Dressed in black with shirts that read "Bailout Watchdog Team" and name tags that read "Taxpayer," the spirited protesters marched into the hotel like they belonged there. And seeing how FSR members have taken more than $203 billion in bailout money as TARP recipients, it seems like the taxpayers who found the "secret" meeting place had every right to be there.
But that's not how FSR saw it. They freaked out when the crime scene tape went up and the giant eviction notice was delivered to the FSR lunch area, along with hundreds of pink slips for the bank executives who have gotten bailouts while taxpayers keep getting sold out. The protest caught the attention of financial executives.

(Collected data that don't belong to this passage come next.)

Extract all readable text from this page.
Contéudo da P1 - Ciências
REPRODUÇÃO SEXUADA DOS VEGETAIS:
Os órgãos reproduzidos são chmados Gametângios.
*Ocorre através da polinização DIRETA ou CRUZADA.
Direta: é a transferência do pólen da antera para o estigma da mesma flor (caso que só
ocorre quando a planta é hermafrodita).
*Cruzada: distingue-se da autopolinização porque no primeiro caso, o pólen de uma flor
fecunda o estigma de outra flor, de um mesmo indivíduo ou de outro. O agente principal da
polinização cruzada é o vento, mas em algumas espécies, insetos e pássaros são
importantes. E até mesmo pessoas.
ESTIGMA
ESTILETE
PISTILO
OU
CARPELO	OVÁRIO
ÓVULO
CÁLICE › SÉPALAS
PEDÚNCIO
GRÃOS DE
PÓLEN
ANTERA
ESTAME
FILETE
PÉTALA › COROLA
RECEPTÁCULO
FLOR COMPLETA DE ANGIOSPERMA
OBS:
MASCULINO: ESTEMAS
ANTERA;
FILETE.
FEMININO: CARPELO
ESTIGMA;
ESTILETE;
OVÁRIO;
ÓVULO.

Throughout the lobby, hallways and restaurant, you could hear guys in suits chattering about the "Bailout Watchdog Team" and crime scene tape. When last seen, CEO Stumpf was engaged in an animated discussion with the FSR staffer in charge of making sure that the security team showed the taxpayers to the door.

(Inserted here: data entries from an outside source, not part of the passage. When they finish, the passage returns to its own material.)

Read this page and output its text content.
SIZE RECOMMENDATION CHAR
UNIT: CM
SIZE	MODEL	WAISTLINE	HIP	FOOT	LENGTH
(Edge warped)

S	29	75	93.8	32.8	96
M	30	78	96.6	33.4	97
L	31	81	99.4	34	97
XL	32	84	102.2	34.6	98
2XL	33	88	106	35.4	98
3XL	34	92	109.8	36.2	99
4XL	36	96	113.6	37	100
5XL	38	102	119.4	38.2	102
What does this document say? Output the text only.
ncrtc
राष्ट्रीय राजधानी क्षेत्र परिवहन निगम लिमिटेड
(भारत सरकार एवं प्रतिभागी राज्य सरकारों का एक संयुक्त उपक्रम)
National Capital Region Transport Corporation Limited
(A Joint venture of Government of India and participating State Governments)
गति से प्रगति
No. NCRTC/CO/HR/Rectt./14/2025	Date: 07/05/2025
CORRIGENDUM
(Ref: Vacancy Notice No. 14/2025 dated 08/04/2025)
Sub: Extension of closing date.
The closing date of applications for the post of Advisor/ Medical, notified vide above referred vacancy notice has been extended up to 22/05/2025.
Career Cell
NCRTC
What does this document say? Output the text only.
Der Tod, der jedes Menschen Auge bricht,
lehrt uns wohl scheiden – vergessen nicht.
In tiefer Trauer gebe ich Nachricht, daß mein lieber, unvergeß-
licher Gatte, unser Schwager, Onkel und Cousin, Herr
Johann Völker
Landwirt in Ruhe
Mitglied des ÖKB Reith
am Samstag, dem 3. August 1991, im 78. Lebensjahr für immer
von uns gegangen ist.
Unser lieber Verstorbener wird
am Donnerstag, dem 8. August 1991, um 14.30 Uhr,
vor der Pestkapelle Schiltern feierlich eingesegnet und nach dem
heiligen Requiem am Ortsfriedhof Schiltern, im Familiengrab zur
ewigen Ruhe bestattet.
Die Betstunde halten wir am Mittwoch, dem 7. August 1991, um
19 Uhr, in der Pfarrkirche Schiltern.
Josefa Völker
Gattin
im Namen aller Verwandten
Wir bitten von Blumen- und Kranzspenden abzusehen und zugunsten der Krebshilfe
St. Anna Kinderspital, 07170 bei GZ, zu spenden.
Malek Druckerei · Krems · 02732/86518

FSR had originally planned to hold its spring meeting at the Ritz-Carlton Beach Resort in Naples, FL, that includes three miles of white-sand beaches, a 51,000 square-foot spa, golf course, three pools, and six restaurants; where rooms start at $530 per night. What changed their minds into moving the meeting to an 'undisclosed location' in Washington, DC, you may be wondering. The answer: labor coalition Change to Win found out about the bank CEOs' plans to meet in Florida on the taxpayer's dime to continue to push their anti-worker agenda and wasted no time blowing the whistle on FSR's egregious misuse of U.S. taxpayer's bailout funds.

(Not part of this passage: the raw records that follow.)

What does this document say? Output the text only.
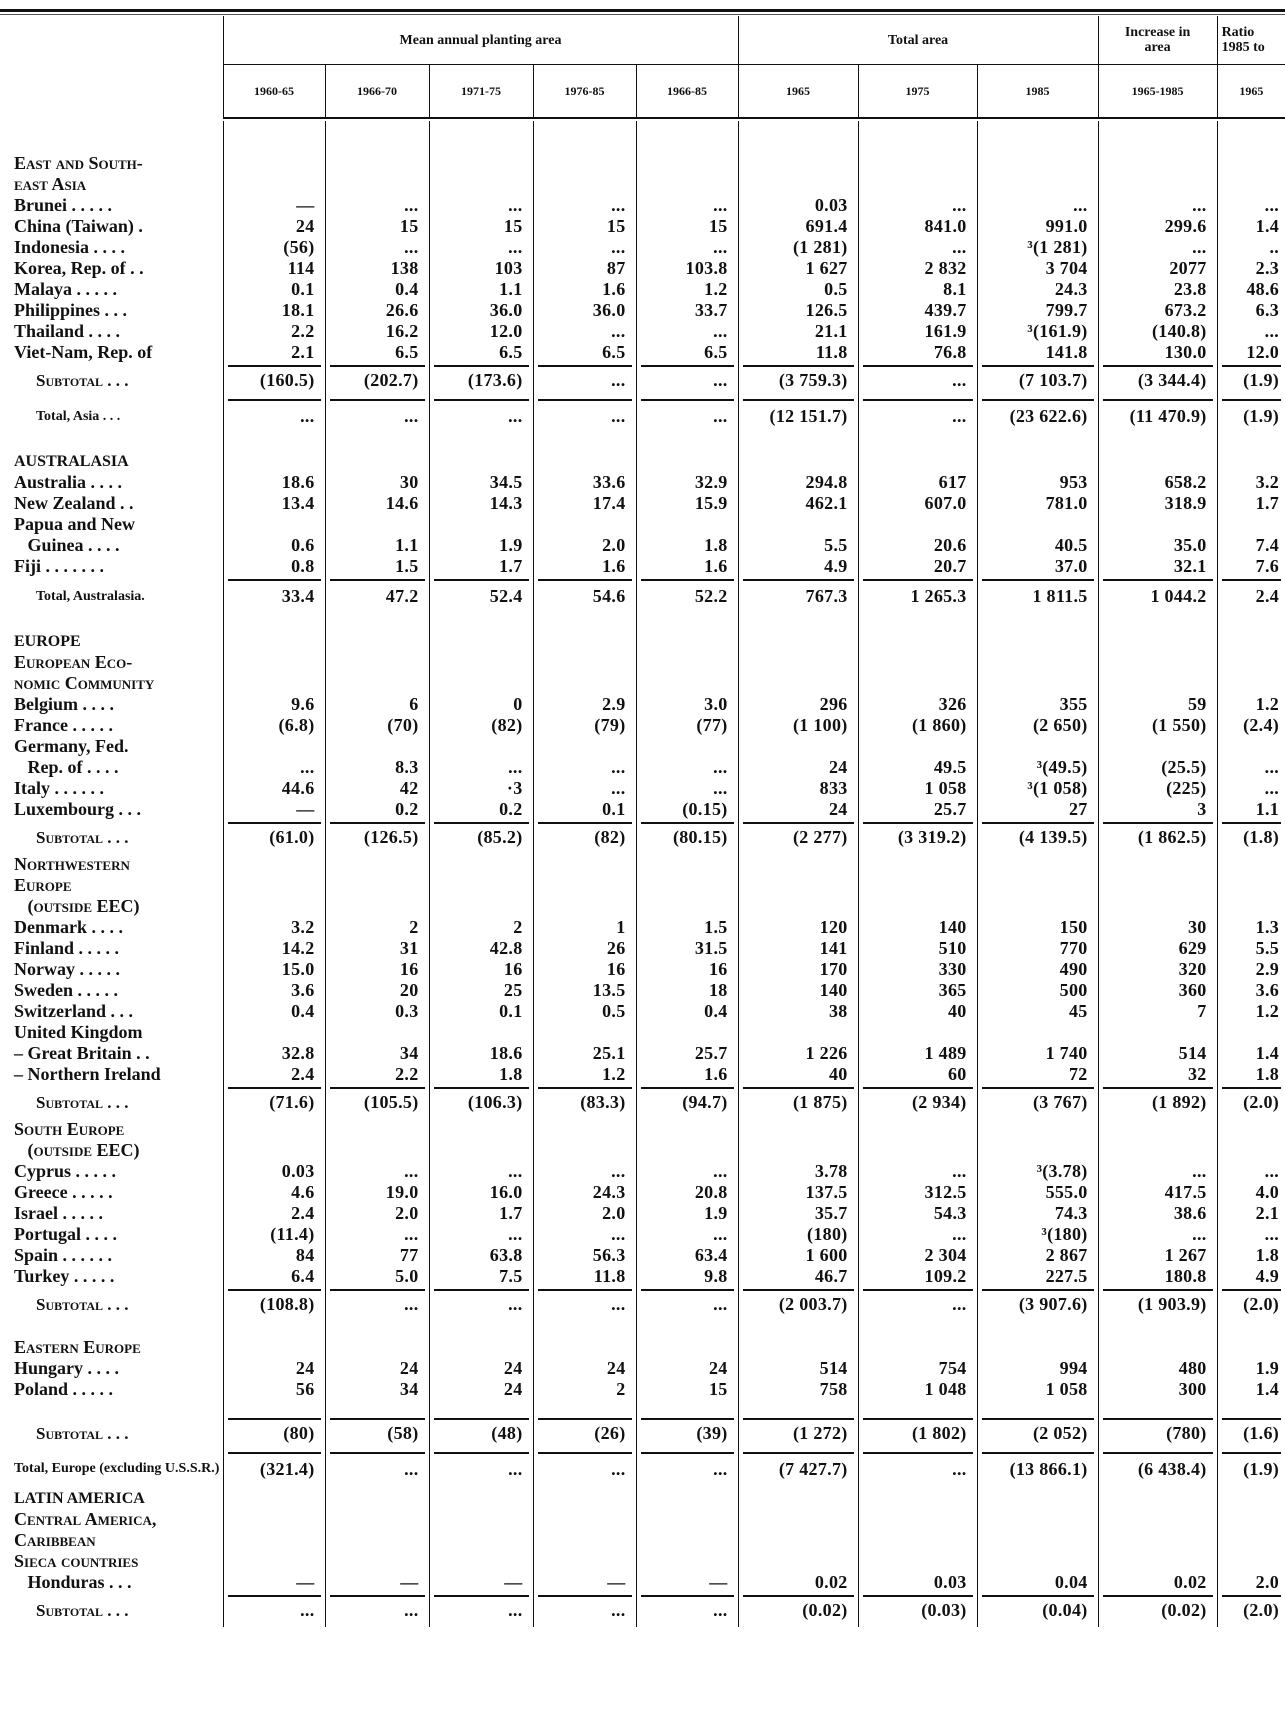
	Mean annual planting area					Total area			Increase in area	Ratio 1985 to
	1960-65	1966-70	1971-75	1976-85	1966-85	1965	1975	1985	1965-1985	1965

East and South-										
east Asia										
Brunei . . . . .	—	...	...	...	...	0.03	...	...	...	...
China (Taiwan) .	24	15	15	15	15	691.4	841.0	991.0	299.6	1.4
Indonesia . . . .	(56)	...	...	...	...	(1 281)	...	³(1 281)	...	..
Korea, Rep. of . .	114	138	103	87	103.8	1 627	2 832	3 704	2077	2.3
Malaya . . . . .	0.1	0.4	1.1	1.6	1.2	0.5	8.1	24.3	23.8	48.6
Philippines . . .	18.1	26.6	36.0	36.0	33.7	126.5	439.7	799.7	673.2	6.3
Thailand . . . .	2.2	16.2	12.0	...	...	21.1	161.9	³(161.9)	(140.8)	...
Viet-Nam, Rep. of	2.1	6.5	6.5	6.5	6.5	11.8	76.8	141.8	130.0	12.0
Subtotal . . .	(160.5)	(202.7)	(173.6)	...	...	(3 759.3)	...	(7 103.7)	(3 344.4)	(1.9)
Total, Asia . . .	...	...	...	...	...	(12 151.7)	...	(23 622.6)	(11 470.9)	(1.9)

AUSTRALASIA										
Australia . . . .	18.6	30	34.5	33.6	32.9	294.8	617	953	658.2	3.2
New Zealand . .	13.4	14.6	14.3	17.4	15.9	462.1	607.0	781.0	318.9	1.7
Papua and New										
Guinea . . . .	0.6	1.1	1.9	2.0	1.8	5.5	20.6	40.5	35.0	7.4
Fiji . . . . . . .	0.8	1.5	1.7	1.6	1.6	4.9	20.7	37.0	32.1	7.6
Total, Australasia.	33.4	47.2	52.4	54.6	52.2	767.3	1 265.3	1 811.5	1 044.2	2.4

EUROPE										
European Eco-										
nomic Community										
Belgium . . . .	9.6	6	0	2.9	3.0	296	326	355	59	1.2
France . . . . .	(6.8)	(70)	(82)	(79)	(77)	(1 100)	(1 860)	(2 650)	(1 550)	(2.4)
Germany, Fed.										
Rep. of . . . .	...	8.3	...	...	...	24	49.5	³(49.5)	(25.5)	...
Italy . . . . . .	44.6	42	·3	...	...	833	1 058	³(1 058)	(225)	...
Luxembourg . . .	—	0.2	0.2	0.1	(0.15)	24	25.7	27	3	1.1
Subtotal . . .	(61.0)	(126.5)	(85.2)	(82)	(80.15)	(2 277)	(3 319.2)	(4 139.5)	(1 862.5)	(1.8)
Northwestern										
Europe										
(outside EEC)										
Denmark . . . .	3.2	2	2	1	1.5	120	140	150	30	1.3
Finland . . . . .	14.2	31	42.8	26	31.5	141	510	770	629	5.5
Norway . . . . .	15.0	16	16	16	16	170	330	490	320	2.9
Sweden . . . . .	3.6	20	25	13.5	18	140	365	500	360	3.6
Switzerland . . .	0.4	0.3	0.1	0.5	0.4	38	40	45	7	1.2
United Kingdom										
– Great Britain . .	32.8	34	18.6	25.1	25.7	1 226	1 489	1 740	514	1.4
– Northern Ireland	2.4	2.2	1.8	1.2	1.6	40	60	72	32	1.8
Subtotal . . .	(71.6)	(105.5)	(106.3)	(83.3)	(94.7)	(1 875)	(2 934)	(3 767)	(1 892)	(2.0)
South Europe										
(outside EEC)										
Cyprus . . . . .	0.03	...	...	...	...	3.78	...	³(3.78)	...	...
Greece . . . . .	4.6	19.0	16.0	24.3	20.8	137.5	312.5	555.0	417.5	4.0
Israel . . . . .	2.4	2.0	1.7	2.0	1.9	35.7	54.3	74.3	38.6	2.1
Portugal . . . .	(11.4)	...	...	...	...	(180)	...	³(180)	...	...
Spain . . . . . .	84	77	63.8	56.3	63.4	1 600	2 304	2 867	1 267	1.8
Turkey . . . . .	6.4	5.0	7.5	11.8	9.8	46.7	109.2	227.5	180.8	4.9
Subtotal . . .	(108.8)	...	...	...	...	(2 003.7)	...	(3 907.6)	(1 903.9)	(2.0)

Eastern Europe										
Hungary . . . .	24	24	24	24	24	514	754	994	480	1.9
Poland . . . . .	56	34	24	2	15	758	1 048	1 058	300	1.4

Subtotal . . .	(80)	(58)	(48)	(26)	(39)	(1 272)	(1 802)	(2 052)	(780)	(1.6)
Total, Europe (excluding U.S.S.R.)	(321.4)	...	...	...	...	(7 427.7)	...	(13 866.1)	(6 438.4)	(1.9)
LATIN AMERICA										
Central America,										
Caribbean										
Sieca countries										
Honduras . . .	—	—	—	—	—	0.02	0.03	0.04	0.02	2.0
Subtotal . . .	...	...	...	...	...	(0.02)	(0.03)	(0.04)	(0.02)	(2.0)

Change to Win chair and SEIU Secretary-Treasurer Anna Burger wrote a letter to FSR President and CEO Steve Bartlett, in which she outlined why the meeting was a bad idea and urged him to reconsider. Here's a quick excerpt:
Any private use of taxpayer funds to influence the political process, whether by individual TARP recipients or the industry association they fund, raises serious questions. But partisan political activity by the Roundtable and its members with respect to Employee Free Choice crosses the line and constitutes an indefensible abuse of taxpayer money. It violates the intent of Congress, conflicts with Obama Administration policies prohibiting government contractors from using federal funds to oppose union organizing and throws a body blow to the working men and women who are paying for the bailout and whose economic security has already been ravaged by the excesses of your members.
The Roundtable's decision to move their three-day meeting-whose invitees included Treasury Secretary Timothy Geithner, Sen. John McCain, R-Ariz., Rep. Barney Frank, D-Mass., Sen. Max Baucus, D-Mont., FDIC chair Sheila Bair, and SEC chair Mary Schapiro-made in response to Burger's letter was first reported in the Los Angeles Times.